Epsilons and Semantic Actions
If you match an epsilon with an SDT rule, its value must be None. Consider a small grammar:
%%
S -> 'A' T;
T -> _ %{ print 'Epsilons are represented as ' + repr(n1.val) %};
It will print Epsilons are represented as None
, when parsing the string 'A'.
Deliverables
- Your complete parser, with SDT.
- Submit three test grammars (each with
semantic rules) and three inputs for each grammar. Name these folders
grammar1, grammar2, and grammar3.
Logistics
Starter-kit
You can fetch the starter-kit by running the following Mercurial commands:
- hg pull https://<your username>@/cs164_overlord/cs164sp13
- hg merge or hg update, whichever Mercurial tells you to run.
This will create in your repository a new PA5 directory containing
the starter-kit. Then, copy over the following files from your PA4
project
- grammar.py
- grammar_parser.py
- parser_generator.py
Finally, one can invoke the parser with
$ ./main.py test.grm input file
Output
Your parser must produce the following output
- Print the AST, as produced by the SDT rules, when there exists a parse tree. If there is an unresolved ambiguity, pick any parse tree.
- Print Error otherwise (i.e. when there is no parse tree).
Errata and Bug fixes
Once a bug is discovered in the starter-kit, we will publish a
corrected version on Bitbucket. Then, you can update your starter-kit
(and get the bugfix) with following commands:
- hg pull https://<your username>@/cs164_overlord/cs164sp13
- hg merge or hg update, whichever Mercurial tells you to run.
Submission
Autograder
We will use the same autograder as for the previous PAs. The same rules apply:
You have to make sure your interpreter plays nice with the autograder. Do not modify main.py,
or change the way the interpreter is invoked. Printing debugging
information will interfere with the autograder. Make sure you remove all
debugging print statements before submitting.

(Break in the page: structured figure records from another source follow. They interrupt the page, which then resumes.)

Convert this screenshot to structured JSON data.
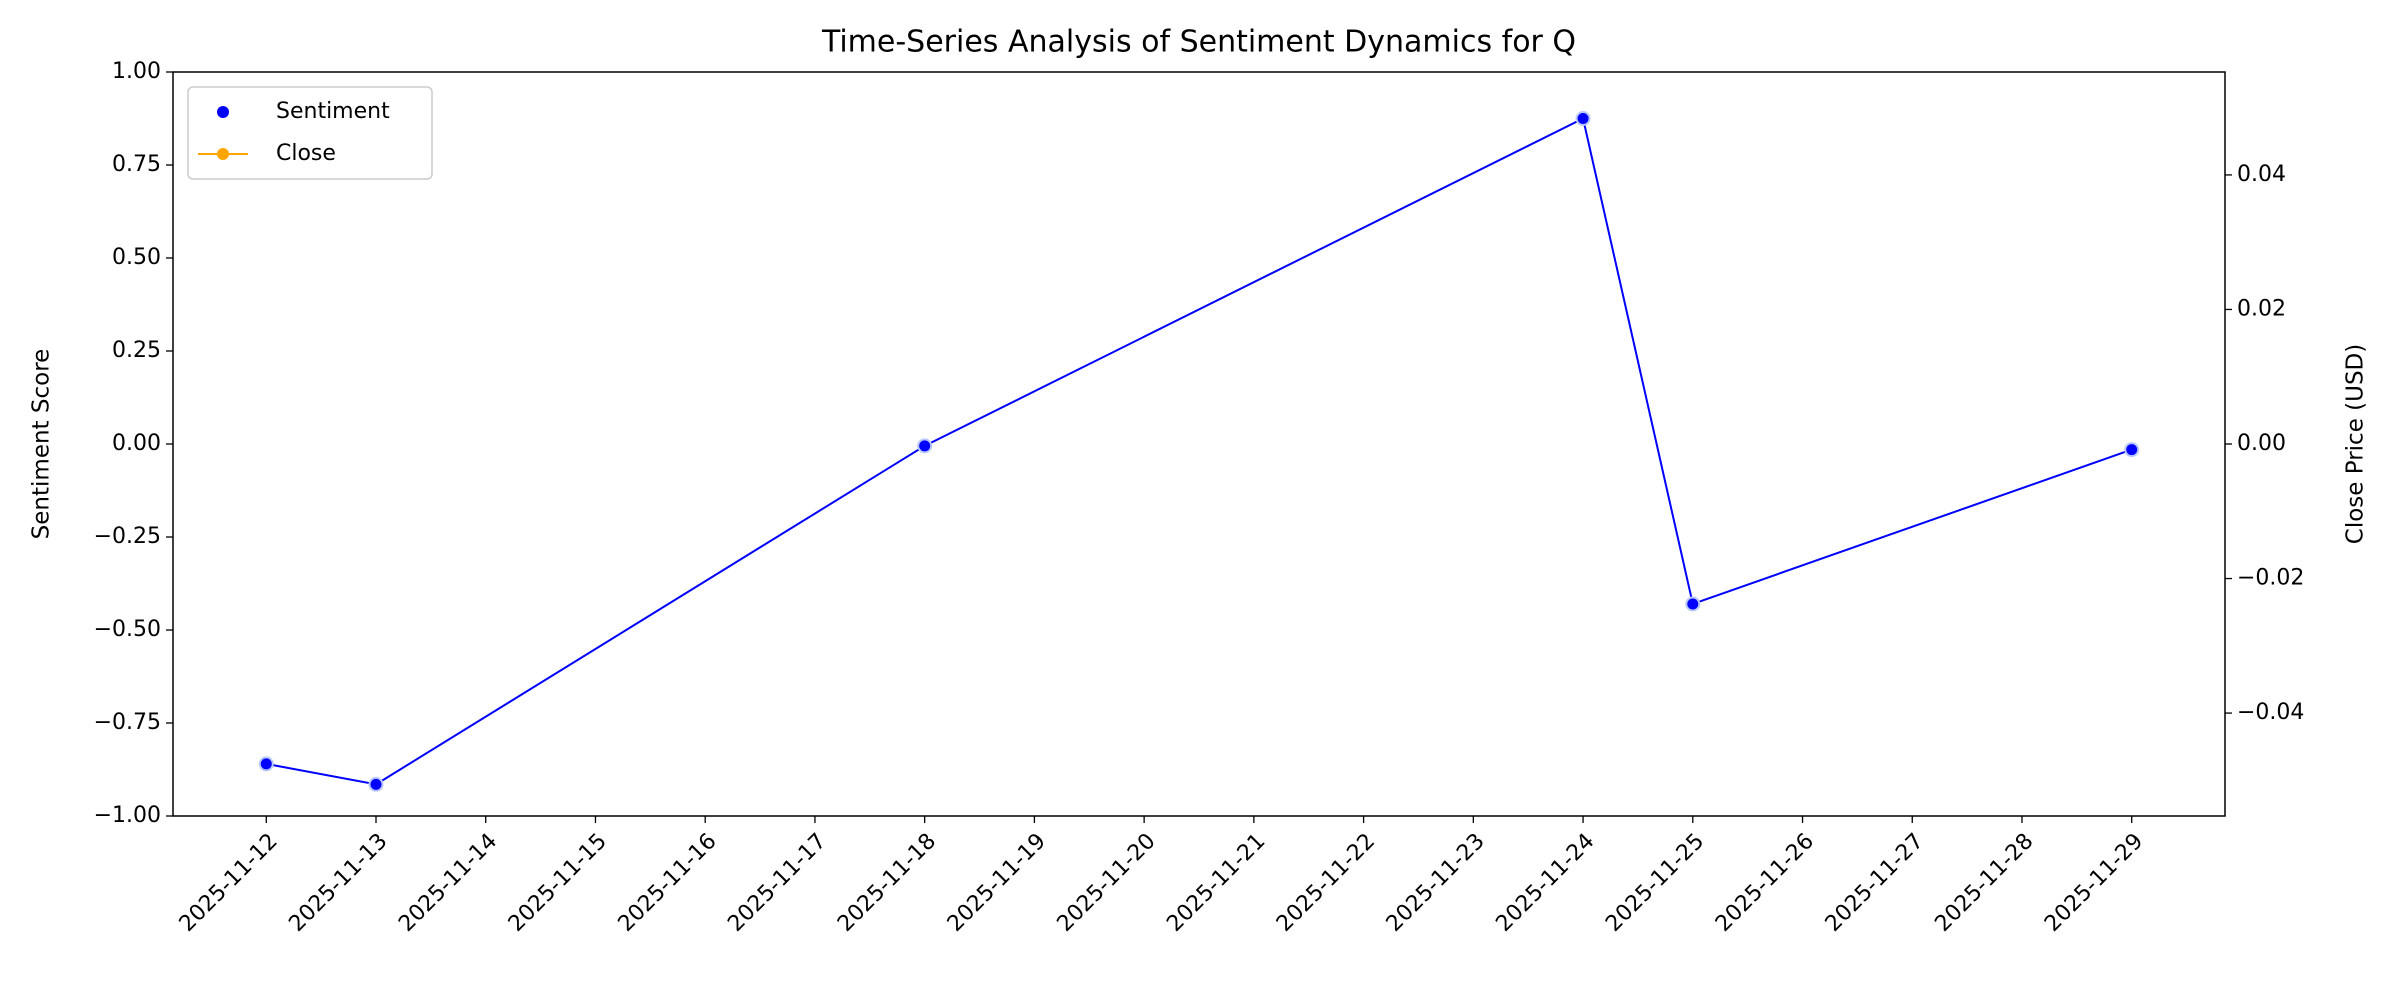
{
  "chart_data": {
    "type": "line",
    "title": "Time-Series Analysis of Sentiment Dynamics for Q",
    "y_label": "Sentiment Score",
    "y2_label": "Close Price (USD)",
    "x": [
      "2025-11-12",
      "2025-11-13",
      "2025-11-18",
      "2025-11-24",
      "2025-11-25",
      "2025-11-29"
    ],
    "series": [
      {
        "name": "Sentiment",
        "color": "#0000ff",
        "values": [
          -0.86,
          -0.915,
          -0.005,
          0.875,
          -0.43,
          -0.015
        ]
      },
      {
        "name": "Close",
        "color": "#ffa500",
        "axis": "y2",
        "values": [
          null,
          null,
          null,
          null,
          null,
          null
        ]
      }
    ],
    "xlim": [
      "2025-11-11T03:36",
      "2025-11-29T20:24"
    ],
    "xticks": [
      "2025-11-12",
      "2025-11-13",
      "2025-11-14",
      "2025-11-15",
      "2025-11-16",
      "2025-11-17",
      "2025-11-18",
      "2025-11-19",
      "2025-11-20",
      "2025-11-21",
      "2025-11-22",
      "2025-11-23",
      "2025-11-24",
      "2025-11-25",
      "2025-11-26",
      "2025-11-27",
      "2025-11-28",
      "2025-11-29"
    ],
    "ylim": [
      -1,
      1
    ],
    "yticks": [
      {
        "value": -1,
        "label": "−1.00"
      },
      {
        "value": -0.75,
        "label": "−0.75"
      },
      {
        "value": -0.5,
        "label": "−0.50"
      },
      {
        "value": -0.25,
        "label": "−0.25"
      },
      {
        "value": 0,
        "label": "0.00"
      },
      {
        "value": 0.25,
        "label": "0.25"
      },
      {
        "value": 0.5,
        "label": "0.50"
      },
      {
        "value": 0.75,
        "label": "0.75"
      },
      {
        "value": 1,
        "label": "1.00"
      }
    ],
    "y2lim": [
      -0.0553,
      0.0553
    ],
    "y2ticks": [
      {
        "value": -0.04,
        "label": "−0.04"
      },
      {
        "value": -0.02,
        "label": "−0.02"
      },
      {
        "value": 0,
        "label": "0.00"
      },
      {
        "value": 0.02,
        "label": "0.02"
      },
      {
        "value": 0.04,
        "label": "0.04"
      }
    ],
    "grid": false,
    "legend": "upper left"
  }
}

Using The Autograder With Your Own Tests
The structure of the tests directory has slightly changed. Now, each subfolder of tests
represent a language. Inside, the grammar is always named grammar.grm.
All the other files are input/output pairs. For example:
./tests/simple/grammar.grm
./tests/simple/1.in
./tests/simple/1.out
./tests/simple/2.in
./tests/simple/2.out
This defines a language simple, whose grammar is grammar.grm with 2 input/output pairs.
Using Our Remote Parser as Reference
You can query our remote parser using rparse.py as follow:
./rparse.py -g your_grammar.grm < file_containing_input_to_parse
./rparse.py -g your_grammar.grm "
input to parse"
The Submission Itself
You will submit by tagging the revision you want us to grade with the following tag: "PA5_SUBMIT". Case matters. To do so, please follow the instructions below:
- Make sure your interpreter plays nice with the autograder by running ./grader.py. Make sure you pass all the tests. To do so, all debugging print statements must be removed.
- Please don't forget to
add all your files to the repository (use hg add). This includes the
parser code, the grammars, and the test files.
- Commit with "hg commit -m message_here"
- Add the tag with the command "hg tag PA5_SUBMIT"
- Publish the project on the server with "hg push"
- Go to https:///<username>/cs164sp13/changesets
You should see the tag in the timeline. If you do, you are all set.
If you have discovered a last minute bug, you can remove the tag as follows:
- Run "hg tag --remove PA5_SUBMIT"
- Publish with "hg push"
Then you can keep working on the project and add the tag again when you are ready to submit.